Among other things, the peace accord is for the Bangladeshi government to secure safe repatriation of the Jumma refugees evacuated to Indian territory, protection of internally displaced people, return of land, deportation of the Bengali settlers, the army’s withdrawal, employment of Jumma armed members, and a political regime prioritizing Jumma culture and history.
The repatriation of refugees began on January 1, 1998. As a policy to give repatriating refugees special treatment, it was suggested that their past debts be cleared and that they should be prioritized for employment in the government sector. Shanti Bahini’s disarmament started on February 10 in the same year and nearly 2,000 militants submitted within about a month. The government granted an amnesty and provided a lump sum of 50,000 takas as a resource fund to reconstruct their lives. In May, the Parliament passed a new law to launch the Hill Tracts Regional Council governing the three districts of Kagrachari, Rangamati, and Bandarban, which compose the CHT.
However, it was only up to then that the peace process went smoothly. In the end, Shanti Bahini accepted disarmament without their requests for return of land, the army’s withdrawal, and deportation of the Bengali settlers being granted. The Jumma people, forced to weaken themselves militarily and politically, had lost their means of protest against suppression by the army and the settlers.

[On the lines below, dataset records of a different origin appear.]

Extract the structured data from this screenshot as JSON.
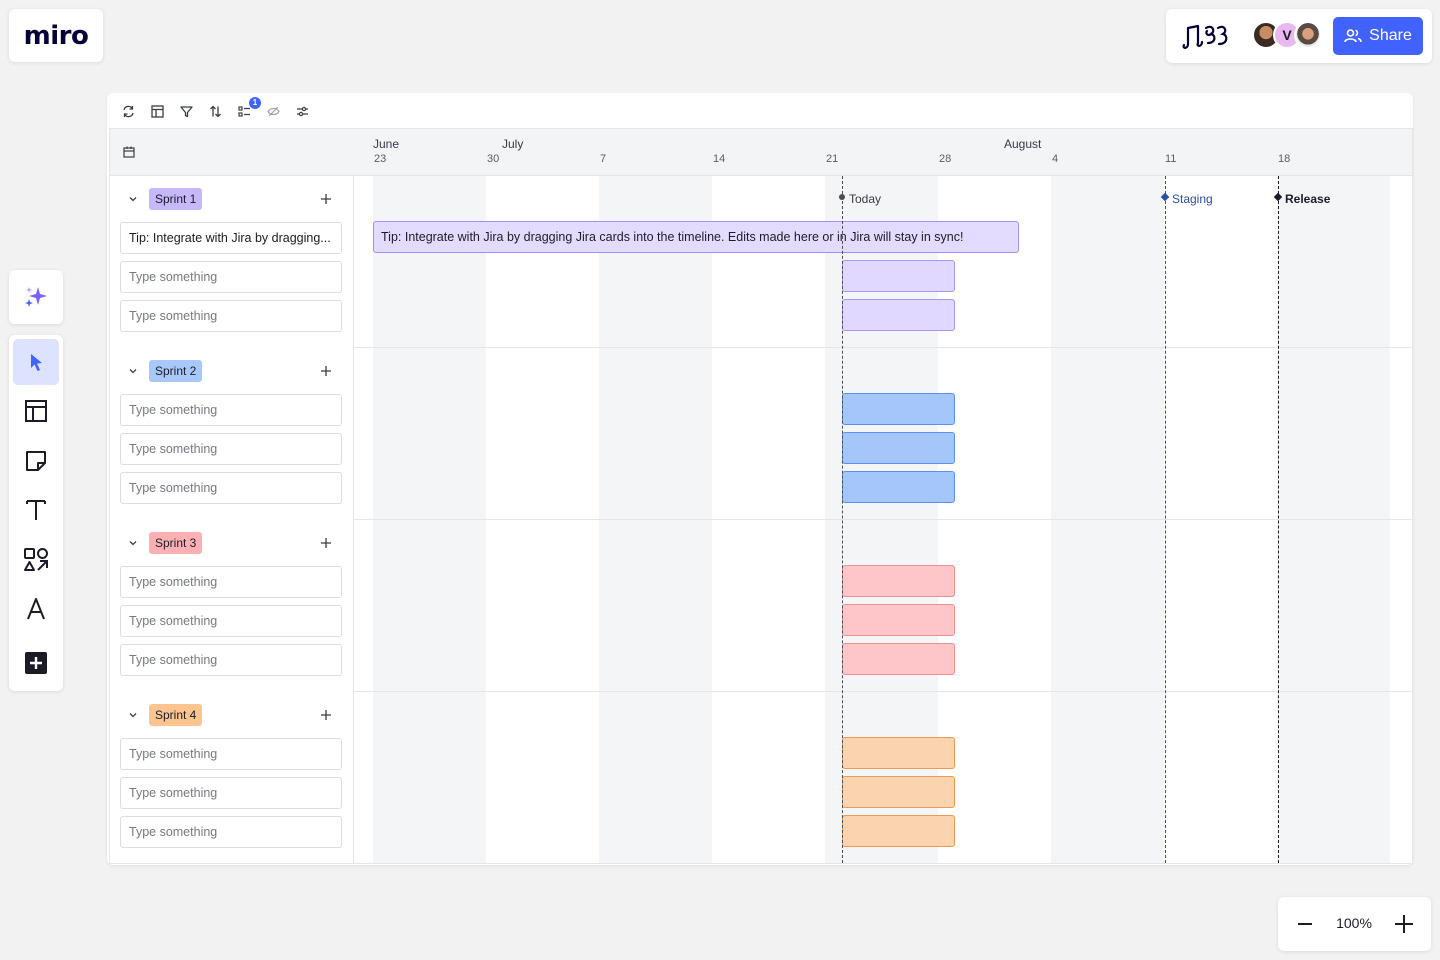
{
  "app": {
    "logo": "miro"
  },
  "header": {
    "share_label": "Share",
    "collaborators": [
      "avatar-1",
      "V",
      "avatar-3"
    ]
  },
  "zoom": {
    "level": "100%"
  },
  "left_toolbar": {
    "ai_icon": "sparkle-icon",
    "tools": [
      "select-cursor-icon",
      "templates-icon",
      "sticky-note-icon",
      "text-icon",
      "shapes-icon",
      "pen-icon",
      "add-icon"
    ]
  },
  "timeline": {
    "toolbar_badge": "1",
    "months": [
      "June",
      "July",
      "August"
    ],
    "days": [
      "23",
      "30",
      "7",
      "14",
      "21",
      "28",
      "4",
      "11",
      "18"
    ],
    "markers": [
      {
        "label": "Today",
        "color": "#383a44"
      },
      {
        "label": "Staging",
        "color": "#2c4f9e"
      },
      {
        "label": "Release",
        "color": "#1c1c28"
      }
    ],
    "tip_text": "Tip: Integrate with Jira by dragging Jira cards into the timeline. Edits made here or in Jira will stay in sync!",
    "sprints": [
      {
        "label": "Sprint 1",
        "tag_color": "#c7b7fb",
        "bar_color": "#e0d8ff",
        "bar_border": "#a895f8",
        "tasks": [
          {
            "value": "Tip: Integrate with Jira by dragging...",
            "placeholder": "Type something"
          },
          {
            "value": "",
            "placeholder": "Type something"
          },
          {
            "value": "",
            "placeholder": "Type something"
          }
        ]
      },
      {
        "label": "Sprint 2",
        "tag_color": "#a8c8fc",
        "bar_color": "#a4c6fb",
        "bar_border": "#5b8ff0",
        "tasks": [
          {
            "value": "",
            "placeholder": "Type something"
          },
          {
            "value": "",
            "placeholder": "Type something"
          },
          {
            "value": "",
            "placeholder": "Type something"
          }
        ]
      },
      {
        "label": "Sprint 3",
        "tag_color": "#fdb0b4",
        "bar_color": "#ffc6c9",
        "bar_border": "#ef8f95",
        "tasks": [
          {
            "value": "",
            "placeholder": "Type something"
          },
          {
            "value": "",
            "placeholder": "Type something"
          },
          {
            "value": "",
            "placeholder": "Type something"
          }
        ]
      },
      {
        "label": "Sprint 4",
        "tag_color": "#fcc48f",
        "bar_color": "#f9d4ae",
        "bar_border": "#e99a57",
        "tasks": [
          {
            "value": "",
            "placeholder": "Type something"
          },
          {
            "value": "",
            "placeholder": "Type something"
          },
          {
            "value": "",
            "placeholder": "Type something"
          }
        ]
      }
    ]
  }
}
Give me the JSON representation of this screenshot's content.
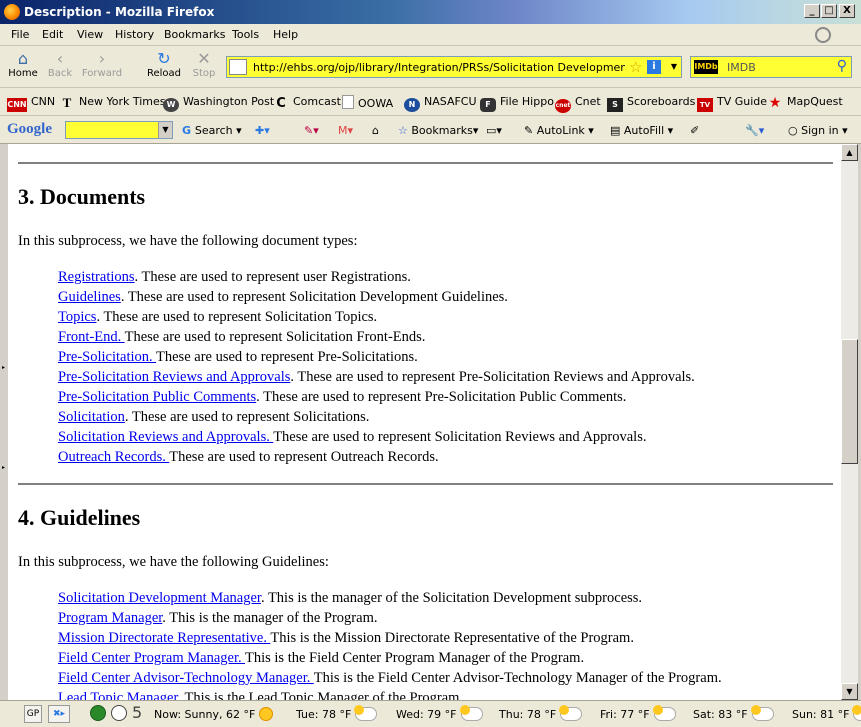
{
  "window": {
    "title": "Description - Mozilla Firefox",
    "controls": [
      "_",
      "□",
      "X"
    ]
  },
  "menu": [
    {
      "label": "File"
    },
    {
      "label": "Edit"
    },
    {
      "label": "View"
    },
    {
      "label": "History"
    },
    {
      "label": "Bookmarks"
    },
    {
      "label": "Tools"
    },
    {
      "label": "Help"
    }
  ],
  "nav": {
    "home": "Home",
    "back": "Back",
    "forward": "Forward",
    "reload": "Reload",
    "stop": "Stop",
    "url": "http://ehbs.org/ojp/library/Integration/PRSs/Solicitation Development/Descri",
    "search_engine_badge": "IMDb",
    "search_placeholder": "IMDB"
  },
  "bookmarks": [
    {
      "label": "CNN",
      "icon": "cnn-icon",
      "badge": "CNN"
    },
    {
      "label": "New York Times",
      "icon": "nyt-icon",
      "badge": "T"
    },
    {
      "label": "Washington Post",
      "icon": "wapo-icon",
      "badge": "W"
    },
    {
      "label": "Comcast",
      "icon": "comcast-icon",
      "badge": "C"
    },
    {
      "label": "OOWA",
      "icon": "page-icon",
      "badge": ""
    },
    {
      "label": "NASAFCU",
      "icon": "nasa-icon",
      "badge": "N"
    },
    {
      "label": "File Hippo",
      "icon": "hippo-icon",
      "badge": "F"
    },
    {
      "label": "Cnet",
      "icon": "cnet-icon",
      "badge": "cnet"
    },
    {
      "label": "Scoreboards",
      "icon": "scoreboards-icon",
      "badge": "S"
    },
    {
      "label": "TV Guide",
      "icon": "tvguide-icon",
      "badge": "TV"
    },
    {
      "label": "MapQuest",
      "icon": "mapquest-icon",
      "badge": "★"
    }
  ],
  "google_toolbar": {
    "logo": "Google",
    "search": "Search",
    "bookmarks": "Bookmarks",
    "autolink": "AutoLink",
    "autofill": "AutoFill",
    "signin": "Sign in"
  },
  "sections": [
    {
      "heading": "3. Documents",
      "intro": "In this subprocess, we have the following document types:",
      "items": [
        {
          "link": "Registrations",
          "text": ". These are used to represent user Registrations."
        },
        {
          "link": "Guidelines",
          "text": ". These are used to represent Solicitation Development Guidelines."
        },
        {
          "link": "Topics",
          "text": ". These are used to represent Solicitation Topics."
        },
        {
          "link": "Front-End. ",
          "text": "These are used to represent Solicitation Front-Ends."
        },
        {
          "link": "Pre-Solicitation. ",
          "text": "These are used to represent Pre-Solicitations."
        },
        {
          "link": "Pre-Solicitation Reviews and Approvals",
          "text": ". These are used to represent Pre-Solicitation Reviews and Approvals."
        },
        {
          "link": "Pre-Solicitation Public Comments",
          "text": ". These are used to represent Pre-Solicitation Public Comments."
        },
        {
          "link": "Solicitation",
          "text": ". These are used to represent Solicitations."
        },
        {
          "link": "Solicitation Reviews and Approvals. ",
          "text": "These are used to represent Solicitation Reviews and Approvals."
        },
        {
          "link": "Outreach Records. ",
          "text": "These are used to represent Outreach Records."
        }
      ]
    },
    {
      "heading": "4. Guidelines",
      "intro": "In this subprocess, we have the following Guidelines:",
      "items": [
        {
          "link": "Solicitation Development Manager",
          "text": ". This is the manager of the Solicitation Development subprocess."
        },
        {
          "link": "Program Manager",
          "text": ". This is the manager of the Program."
        },
        {
          "link": "Mission Directorate Representative. ",
          "text": "This is the Mission Directorate Representative of the Program."
        },
        {
          "link": "Field Center Program Manager. ",
          "text": "This is the Field Center Program Manager of the Program."
        },
        {
          "link": "Field Center Advisor-Technology Manager. ",
          "text": "This is the Field Center Advisor-Technology Manager of the Program."
        },
        {
          "link": "Lead Topic Manager",
          "text": ". This is the Lead Topic Manager of the Program."
        }
      ]
    }
  ],
  "status": {
    "gp": "GP",
    "count": "5",
    "weather": [
      {
        "label": "Now: Sunny, 62 °F",
        "icon": "sun-icon"
      },
      {
        "label": "Tue: 78 °F",
        "icon": "partly-cloudy-icon"
      },
      {
        "label": "Wed: 79 °F",
        "icon": "partly-cloudy-icon"
      },
      {
        "label": "Thu: 78 °F",
        "icon": "partly-cloudy-icon"
      },
      {
        "label": "Fri: 77 °F",
        "icon": "partly-cloudy-icon"
      },
      {
        "label": "Sat: 83 °F",
        "icon": "partly-cloudy-icon"
      },
      {
        "label": "Sun: 81 °F",
        "icon": "partly-cloudy-icon"
      }
    ]
  }
}
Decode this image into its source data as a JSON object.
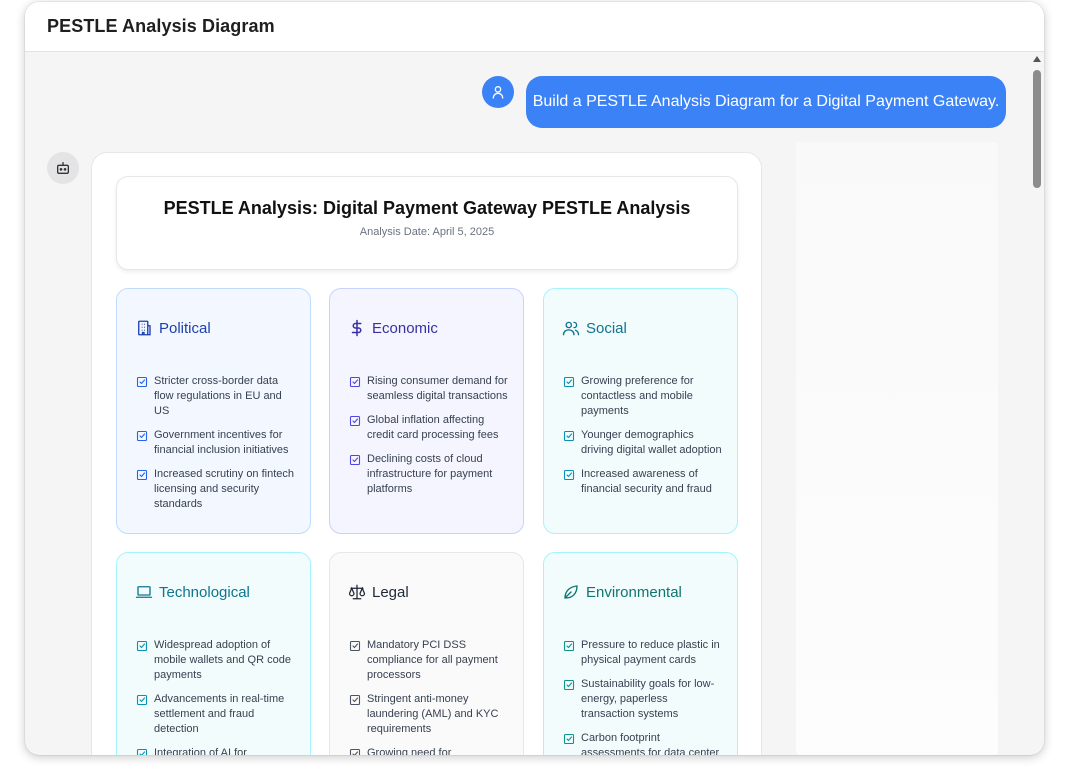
{
  "window": {
    "title": "PESTLE Analysis Diagram"
  },
  "chat": {
    "user_message": "Build a PESTLE Analysis Diagram for a Digital Payment Gateway."
  },
  "report": {
    "title": "PESTLE Analysis: Digital Payment Gateway PESTLE Analysis",
    "date": "Analysis Date: April 5, 2025"
  },
  "factors": [
    {
      "title": "Political",
      "icon": "building-icon",
      "color": "#1e40af",
      "check_color": "#2563eb",
      "items": [
        "Stricter cross-border data flow regulations in EU and US",
        "Government incentives for financial inclusion initiatives",
        "Increased scrutiny on fintech licensing and security standards"
      ]
    },
    {
      "title": "Economic",
      "icon": "dollar-icon",
      "color": "#3730a3",
      "check_color": "#4f46e5",
      "items": [
        "Rising consumer demand for seamless digital transactions",
        "Global inflation affecting credit card processing fees",
        "Declining costs of cloud infrastructure for payment platforms"
      ]
    },
    {
      "title": "Social",
      "icon": "users-icon",
      "color": "#0e7490",
      "check_color": "#0891b2",
      "items": [
        "Growing preference for contactless and mobile payments",
        "Younger demographics driving digital wallet adoption",
        "Increased awareness of financial security and fraud"
      ]
    },
    {
      "title": "Technological",
      "icon": "laptop-icon",
      "color": "#0e7490",
      "check_color": "#0891b2",
      "items": [
        "Widespread adoption of mobile wallets and QR code payments",
        "Advancements in real-time settlement and fraud detection",
        "Integration of AI for"
      ]
    },
    {
      "title": "Legal",
      "icon": "scale-icon",
      "color": "#1f2937",
      "check_color": "#4b5563",
      "items": [
        "Mandatory PCI DSS compliance for all payment processors",
        "Stringent anti-money laundering (AML) and KYC requirements",
        "Growing need for"
      ]
    },
    {
      "title": "Environmental",
      "icon": "leaf-icon",
      "color": "#0f766e",
      "check_color": "#0d9488",
      "items": [
        "Pressure to reduce plastic in physical payment cards",
        "Sustainability goals for low-energy, paperless transaction systems",
        "Carbon footprint assessments for data center operations"
      ]
    }
  ]
}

Even today, small disputes over land between the Jumma and the Bengali settlers often lead to attacks by groups of the latter. In many cases military personnel accompany the attacks on the Jumma, and in some instances it has been reported that those military officers directly perpetrated violence on the Jumma people.
In the meantime, in May 2016, Prime Minister Sheikh Hasina made a positive statement towards a complete implementation of the peace accord, including a partial army withdrawal and the addressing of land issues. Even though neither concrete measures nor schedule has been presented, it is essential to observe developments from now on, such as how the Jumma people receive this message and how they bring Hasina’s statement up to their political negotiations.